Jassy made another obvious point in his interview at the Bloomberg Technology Summit: “We happen to think they’re better off without a union.” He explained that it’s easier to make improvements without going through a long, bureaucratic process.

That’s the bulk of Jassy’s supposedly anti-union comments. Agree or not, but these are reasonable arguments made in media interviews. It’s part of a necessary public debate about policy issues.

The NLRB’s complaint argues that Jassy’s remarks are “interfering with, restraining, and coercing employees in the exercise of the rights guaranteed.” Amazon was spot on in its rebuttal: “The comments lawfully explain Amazon’s views on unionization and the way it could affect the ability of our employees to deal directly with their managers, and they began with a clear recognition of our employees’ right to organize and in no way contained threats of reprisal.”

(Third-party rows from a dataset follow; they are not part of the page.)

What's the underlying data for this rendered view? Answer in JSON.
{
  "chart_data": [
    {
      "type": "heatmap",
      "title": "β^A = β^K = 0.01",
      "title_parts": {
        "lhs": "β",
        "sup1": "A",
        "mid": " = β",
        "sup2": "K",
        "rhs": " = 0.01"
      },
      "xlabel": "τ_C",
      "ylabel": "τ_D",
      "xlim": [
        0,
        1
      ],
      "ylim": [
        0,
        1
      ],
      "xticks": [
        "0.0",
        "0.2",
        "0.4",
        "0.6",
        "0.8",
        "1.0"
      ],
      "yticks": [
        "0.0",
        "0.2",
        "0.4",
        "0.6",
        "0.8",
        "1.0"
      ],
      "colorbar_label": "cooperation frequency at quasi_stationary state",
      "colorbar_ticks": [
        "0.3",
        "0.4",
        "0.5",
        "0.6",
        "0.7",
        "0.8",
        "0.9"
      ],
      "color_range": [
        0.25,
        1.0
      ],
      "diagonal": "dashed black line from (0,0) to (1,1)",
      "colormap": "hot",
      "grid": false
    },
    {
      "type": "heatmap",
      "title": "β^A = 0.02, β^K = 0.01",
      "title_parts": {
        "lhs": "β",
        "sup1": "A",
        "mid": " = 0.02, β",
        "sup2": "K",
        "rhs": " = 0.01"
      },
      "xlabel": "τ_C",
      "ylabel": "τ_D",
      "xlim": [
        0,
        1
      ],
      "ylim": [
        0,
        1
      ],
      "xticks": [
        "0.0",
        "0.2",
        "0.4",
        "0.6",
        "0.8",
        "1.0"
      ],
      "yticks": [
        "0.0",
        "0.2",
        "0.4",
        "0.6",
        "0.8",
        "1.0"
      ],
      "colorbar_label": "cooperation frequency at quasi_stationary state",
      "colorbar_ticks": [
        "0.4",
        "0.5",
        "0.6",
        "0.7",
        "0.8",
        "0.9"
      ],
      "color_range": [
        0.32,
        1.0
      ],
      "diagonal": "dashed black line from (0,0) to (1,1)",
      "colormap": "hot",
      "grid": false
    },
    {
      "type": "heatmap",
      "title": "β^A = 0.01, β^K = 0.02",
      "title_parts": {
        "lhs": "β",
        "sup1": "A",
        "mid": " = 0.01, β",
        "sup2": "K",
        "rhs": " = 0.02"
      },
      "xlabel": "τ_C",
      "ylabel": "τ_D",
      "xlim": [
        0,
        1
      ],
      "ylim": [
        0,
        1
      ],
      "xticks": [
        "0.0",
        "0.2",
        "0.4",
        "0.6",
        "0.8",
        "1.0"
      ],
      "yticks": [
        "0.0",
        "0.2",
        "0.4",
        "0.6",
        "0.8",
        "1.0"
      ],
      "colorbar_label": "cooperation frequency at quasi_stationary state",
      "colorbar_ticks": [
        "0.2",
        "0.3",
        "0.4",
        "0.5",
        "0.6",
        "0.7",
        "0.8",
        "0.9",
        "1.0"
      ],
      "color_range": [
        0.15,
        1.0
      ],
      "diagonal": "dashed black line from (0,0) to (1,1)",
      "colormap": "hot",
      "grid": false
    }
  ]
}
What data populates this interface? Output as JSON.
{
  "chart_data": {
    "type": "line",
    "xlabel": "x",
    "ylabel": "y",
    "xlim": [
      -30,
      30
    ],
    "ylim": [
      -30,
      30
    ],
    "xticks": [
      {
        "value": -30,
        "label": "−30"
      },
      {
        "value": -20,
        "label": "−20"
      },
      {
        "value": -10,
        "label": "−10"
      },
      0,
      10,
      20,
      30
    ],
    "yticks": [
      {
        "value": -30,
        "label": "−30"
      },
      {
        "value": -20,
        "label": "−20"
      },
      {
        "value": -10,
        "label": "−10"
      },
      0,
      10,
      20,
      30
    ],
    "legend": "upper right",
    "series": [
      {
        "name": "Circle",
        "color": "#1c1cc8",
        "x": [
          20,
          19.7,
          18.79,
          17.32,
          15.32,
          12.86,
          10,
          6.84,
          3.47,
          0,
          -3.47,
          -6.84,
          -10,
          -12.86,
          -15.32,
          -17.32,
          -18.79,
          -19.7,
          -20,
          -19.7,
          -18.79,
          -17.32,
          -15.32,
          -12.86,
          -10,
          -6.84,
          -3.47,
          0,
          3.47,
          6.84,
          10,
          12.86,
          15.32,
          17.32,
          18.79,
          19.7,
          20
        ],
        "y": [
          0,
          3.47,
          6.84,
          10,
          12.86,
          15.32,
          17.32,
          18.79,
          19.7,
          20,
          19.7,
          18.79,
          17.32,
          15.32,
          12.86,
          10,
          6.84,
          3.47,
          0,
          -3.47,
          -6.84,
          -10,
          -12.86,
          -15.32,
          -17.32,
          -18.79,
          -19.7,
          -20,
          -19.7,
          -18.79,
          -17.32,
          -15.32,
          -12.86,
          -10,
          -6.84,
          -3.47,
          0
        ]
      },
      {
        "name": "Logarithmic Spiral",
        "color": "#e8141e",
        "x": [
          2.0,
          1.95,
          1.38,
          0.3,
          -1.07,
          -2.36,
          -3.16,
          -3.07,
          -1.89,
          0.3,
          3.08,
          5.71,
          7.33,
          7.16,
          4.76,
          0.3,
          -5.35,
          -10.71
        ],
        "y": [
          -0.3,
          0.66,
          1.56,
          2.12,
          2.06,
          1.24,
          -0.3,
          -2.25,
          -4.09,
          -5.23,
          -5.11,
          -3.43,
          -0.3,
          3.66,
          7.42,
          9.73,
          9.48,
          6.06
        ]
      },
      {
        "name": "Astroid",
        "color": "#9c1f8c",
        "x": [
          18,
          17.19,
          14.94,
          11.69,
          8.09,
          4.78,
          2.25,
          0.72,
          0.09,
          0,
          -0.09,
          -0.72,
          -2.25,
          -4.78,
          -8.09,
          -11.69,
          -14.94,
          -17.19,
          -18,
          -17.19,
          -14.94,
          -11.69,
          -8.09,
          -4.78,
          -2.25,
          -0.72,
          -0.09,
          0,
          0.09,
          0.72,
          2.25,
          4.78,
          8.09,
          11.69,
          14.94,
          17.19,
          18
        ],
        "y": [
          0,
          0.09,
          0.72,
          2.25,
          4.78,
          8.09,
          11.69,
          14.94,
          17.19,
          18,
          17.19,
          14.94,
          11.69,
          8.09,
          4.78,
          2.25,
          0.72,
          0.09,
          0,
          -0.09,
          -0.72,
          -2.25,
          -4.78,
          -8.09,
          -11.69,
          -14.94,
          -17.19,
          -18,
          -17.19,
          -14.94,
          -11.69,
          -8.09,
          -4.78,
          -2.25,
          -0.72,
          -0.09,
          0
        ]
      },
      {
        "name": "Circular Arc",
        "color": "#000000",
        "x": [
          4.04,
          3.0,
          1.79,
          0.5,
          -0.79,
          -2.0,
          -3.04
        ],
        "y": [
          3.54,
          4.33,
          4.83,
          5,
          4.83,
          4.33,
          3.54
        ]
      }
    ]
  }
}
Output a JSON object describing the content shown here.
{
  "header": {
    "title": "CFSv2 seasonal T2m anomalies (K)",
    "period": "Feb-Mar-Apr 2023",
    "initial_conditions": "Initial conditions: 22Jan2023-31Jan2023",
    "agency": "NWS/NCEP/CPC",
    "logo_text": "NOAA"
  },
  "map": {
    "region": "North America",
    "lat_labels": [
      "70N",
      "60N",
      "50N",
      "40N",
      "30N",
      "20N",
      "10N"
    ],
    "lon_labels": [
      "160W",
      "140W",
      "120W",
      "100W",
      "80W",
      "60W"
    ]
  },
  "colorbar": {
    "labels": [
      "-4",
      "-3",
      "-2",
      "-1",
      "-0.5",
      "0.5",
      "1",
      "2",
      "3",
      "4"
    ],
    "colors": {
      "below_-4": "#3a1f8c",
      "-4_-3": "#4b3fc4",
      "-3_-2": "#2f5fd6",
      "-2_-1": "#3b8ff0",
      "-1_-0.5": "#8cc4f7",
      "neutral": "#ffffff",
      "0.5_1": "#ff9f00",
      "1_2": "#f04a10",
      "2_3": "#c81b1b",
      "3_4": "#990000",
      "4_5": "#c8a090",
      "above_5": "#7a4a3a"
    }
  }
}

The National Labor Relations Act’s section on “unfair labor practices” is clear. “The expressing of any views, argument, or opinion, or the dissemination thereof, whether in written, printed, graphic, or visual form, shall not constitute or be evidence of an unfair labor practice under any of the provisions of this subchapter, if such expression contains no threat of reprisal or force or promise of benefit,” it explains.

There’s nothing remotely related to a threat in Jassy’s comments, but current labor regulators have long pushed the envelope, even though this undermines speech rights. They are taking the broadest possible reading to benefit unions — and seem to interpret the statute to include implicit as well as explicit threats of reprisal. It’s hard to find even an implicit threat, however, in these remarks.

“There has been a concerted attack on employer free speech underway at the NLRB, and the October 26 charges are just the latest salvo,” the U.S. Chamber of Commerce explained. It pointed to the agency’s April memo that now — in a departure from the past — considers mandatory meetings in which employers express views about unions as coercive and in violation of the National Labor Relations Act.

The chamber pointed to a 2008 Supreme Court ruling that tossed aside California’s effort to ban such meetings as a violation of the First Amendment right to engage in noncoercive speech. Unions have similar opportunities to advocate for unions, so efforts to ban corporate speech are an obvious attempt to put a thumb on the scales of labor negotiations. It’s the administration, not Amazon, that is playing fast and loose with federal labor law.

In our current political climate, many conservatives have been on the attack against Big Tech companies over various content-moderation decisions, but they ought to see Amazon’s point here. If CEOs lose their speech rights via bureaucratic edict, then who is next?